We now have 68 responses to the present questionnaire (the one with 26 items). I'd like to make sure I cover my bases as we do the reliability and validity analysis, and am specifically wondering if we should carry out additional diagnoses or approach the ones we've already calculated in different ways. Our approach to identifying potentially problematic items is to look for:

1. item discriminations below .3 on the dichotomized responses - where agree/strongly is coded as 1 and the others are coded as zero, and we take the difference between the top 3'rd of respondents and the bottom 3'rd of respondents.

2. low point-biserial (spearman's) correlations between items and the total score for the associated construct (total score = mean response for that construct). We don't have a threshold defining "low" ... and is spearman's or pearson's the appropriate measure?

3. items whose inclusion causes cronbach's alpha to decrease -- identified by running tests with "cronbach's alpha after item is deleted." Would G6 or Omega be more appropriate here?

4. Factor analysis -- we've been looking for items with low loadings in either dimension. Here, we're wondering about two thngs: a) whether to "swap" factors from their intended construct to the one which they appear to load with more strongly. Is that a defensible approach, even if the measure doesn't have face validity with respect to its intended construct? b) if an item loads strongly in both dimensions (where it appears that there's little separation) is that a problem? I didn't think it was but I thought it might be worthwhile to add.

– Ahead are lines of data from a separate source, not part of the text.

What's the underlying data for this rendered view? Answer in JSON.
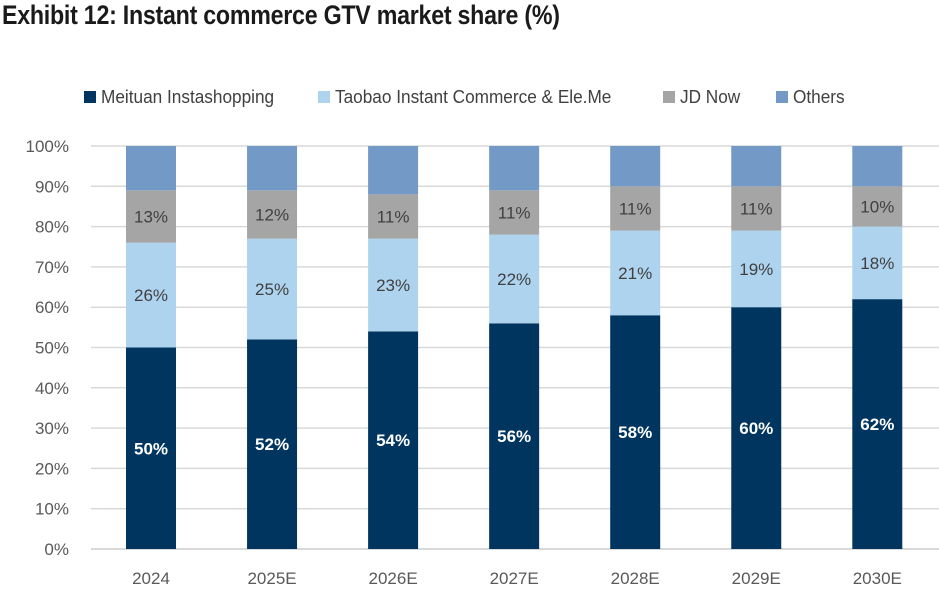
{
  "title": "Exhibit 12: Instant commerce GTV market share (%)",
  "chart_data": {
    "type": "bar",
    "stacked": true,
    "title": "Exhibit 12: Instant commerce GTV market share (%)",
    "xlabel": "",
    "ylabel": "",
    "ylim": [
      0,
      100
    ],
    "y_ticks": [
      "0%",
      "10%",
      "20%",
      "30%",
      "40%",
      "50%",
      "60%",
      "70%",
      "80%",
      "90%",
      "100%"
    ],
    "grid": true,
    "legend_position": "top",
    "categories": [
      "2024",
      "2025E",
      "2026E",
      "2027E",
      "2028E",
      "2029E",
      "2030E"
    ],
    "series": [
      {
        "name": "Meituan Instashopping",
        "color": "#003560",
        "label_color": "#ffffff",
        "values": [
          50,
          52,
          54,
          56,
          58,
          60,
          62
        ],
        "labels": [
          "50%",
          "52%",
          "54%",
          "56%",
          "58%",
          "60%",
          "62%"
        ]
      },
      {
        "name": "Taobao Instant Commerce & Ele.Me",
        "color": "#aed3ef",
        "label_color": "#404040",
        "values": [
          26,
          25,
          23,
          22,
          21,
          19,
          18
        ],
        "labels": [
          "26%",
          "25%",
          "23%",
          "22%",
          "21%",
          "19%",
          "18%"
        ]
      },
      {
        "name": "JD Now",
        "color": "#a5a5a5",
        "label_color": "#404040",
        "values": [
          13,
          12,
          11,
          11,
          11,
          11,
          10
        ],
        "labels": [
          "13%",
          "12%",
          "11%",
          "11%",
          "11%",
          "11%",
          "10%"
        ]
      },
      {
        "name": "Others",
        "color": "#7399c6",
        "label_color": "#404040",
        "values": [
          11,
          11,
          12,
          11,
          10,
          10,
          10
        ],
        "labels": []
      }
    ]
  },
  "colors": {
    "grid": "#d9d9d9",
    "axis_text": "#595959",
    "title": "#1a1a1a"
  }
}
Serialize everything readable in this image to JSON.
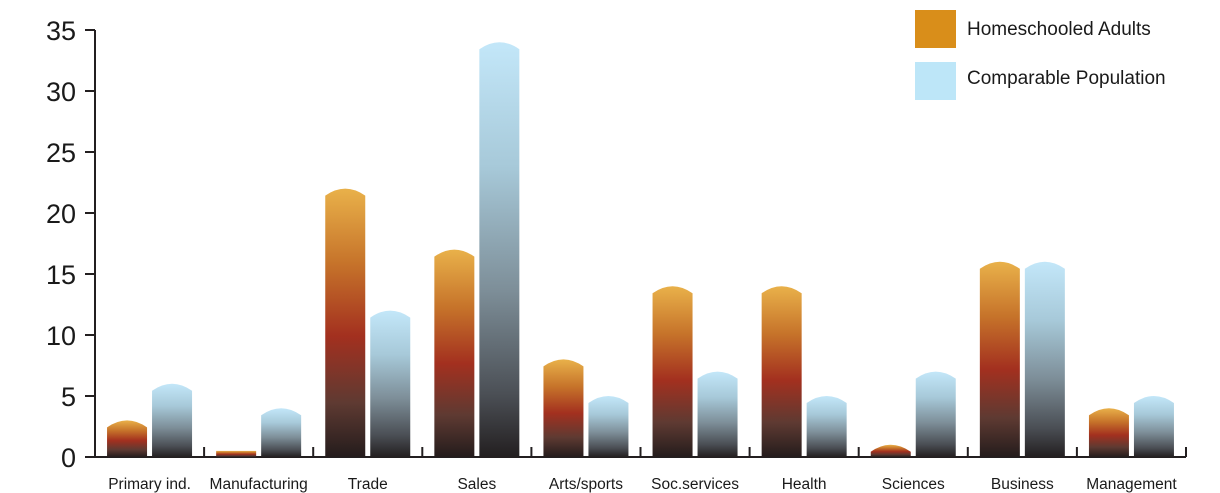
{
  "chart_data": {
    "type": "bar",
    "categories": [
      "Primary ind.",
      "Manufacturing",
      "Trade",
      "Sales",
      "Arts/sports",
      "Soc.services",
      "Health",
      "Sciences",
      "Business",
      "Management"
    ],
    "series": [
      {
        "name": "Homeschooled Adults",
        "values": [
          3,
          0.5,
          22,
          17,
          8,
          14,
          14,
          1,
          16,
          4
        ],
        "color": "#d98e1a"
      },
      {
        "name": "Comparable Population",
        "values": [
          6,
          4,
          12,
          34,
          5,
          7,
          5,
          7,
          16,
          5
        ],
        "color": "#bde6f8"
      }
    ],
    "yticks": [
      "0",
      "5",
      "10",
      "15",
      "20",
      "25",
      "30",
      "35"
    ],
    "ylim": [
      0,
      35
    ],
    "grid": false,
    "legend_position": "top-right"
  }
}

If anyone has any thoughts on these questions, or if an important procedure comes to mind that we haven't consider, I'd love to hear it. Thanks in advance, and I apologize if this post is not properly directed!

Answer 1

Your method #1 loses information by dichotomizing in two different ways. I'd instead look at each item's correlation with the sum of all the other items (in software such as SPSS this is called "Corrected Item-Total Correlation"). For #2, where you have done something close to this, you could make a case for either Spearman's or Pearson's, and they'll hardly differ since with a 1-5 per-item range there shouldn't be many extreme outliers. You'll have to establish your own threshold, I'm afraid: how exacting do you want to be? How desirable is it to preserve a large number of items for your scales? And how concerned are you about your case-to-item ratio?

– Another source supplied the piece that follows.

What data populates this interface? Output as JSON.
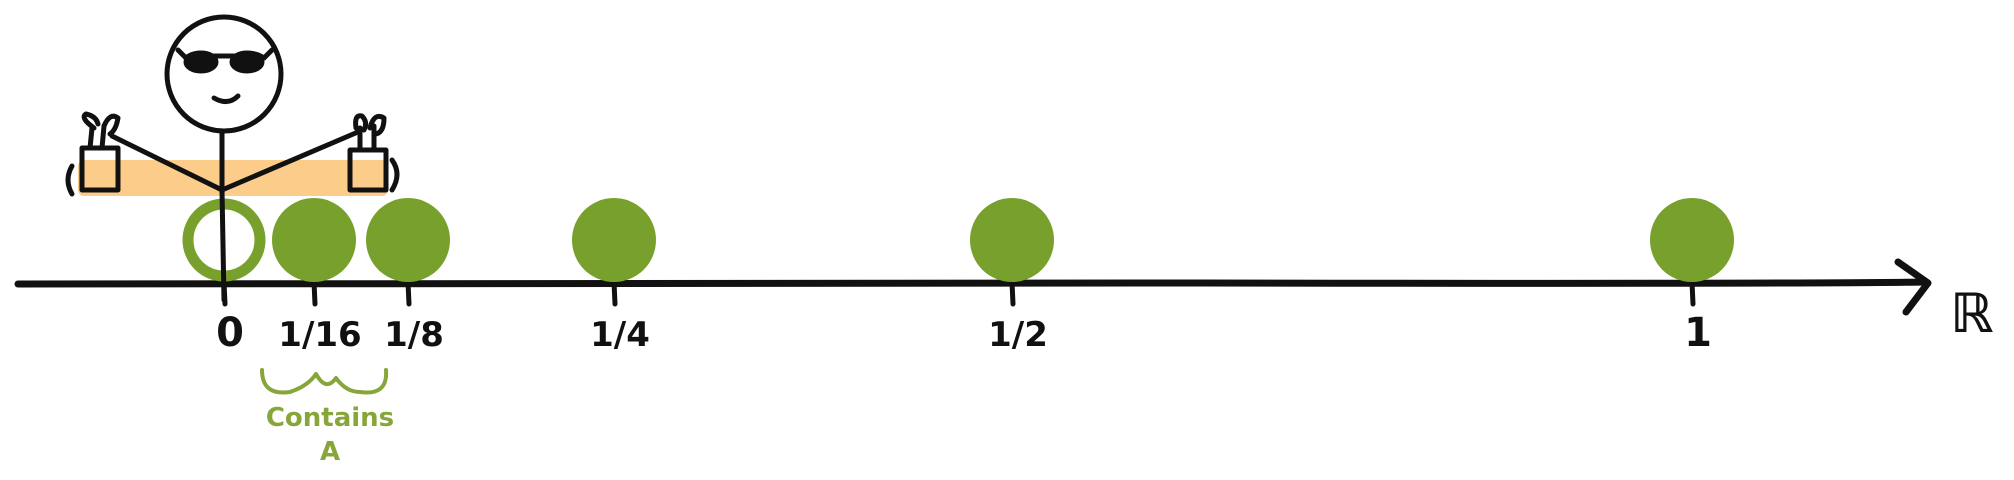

As for your questions about factor analysis, yes, to build the scales based on empirical criteria can be defensible, just as it can be to do so using a priori ideas about which item belongs to which dimension. Good research will hopefully reconcile any conflicts between the two. Items with multiple high loadings are a problem if you want uncorrelated factors, something that is often unrealistic in opinion research. At a more general level, I think you have some sense that factor analysis and scale development is best seen as a largely creative process where there are many subjective decisions to be made and often much work to do in justifying them!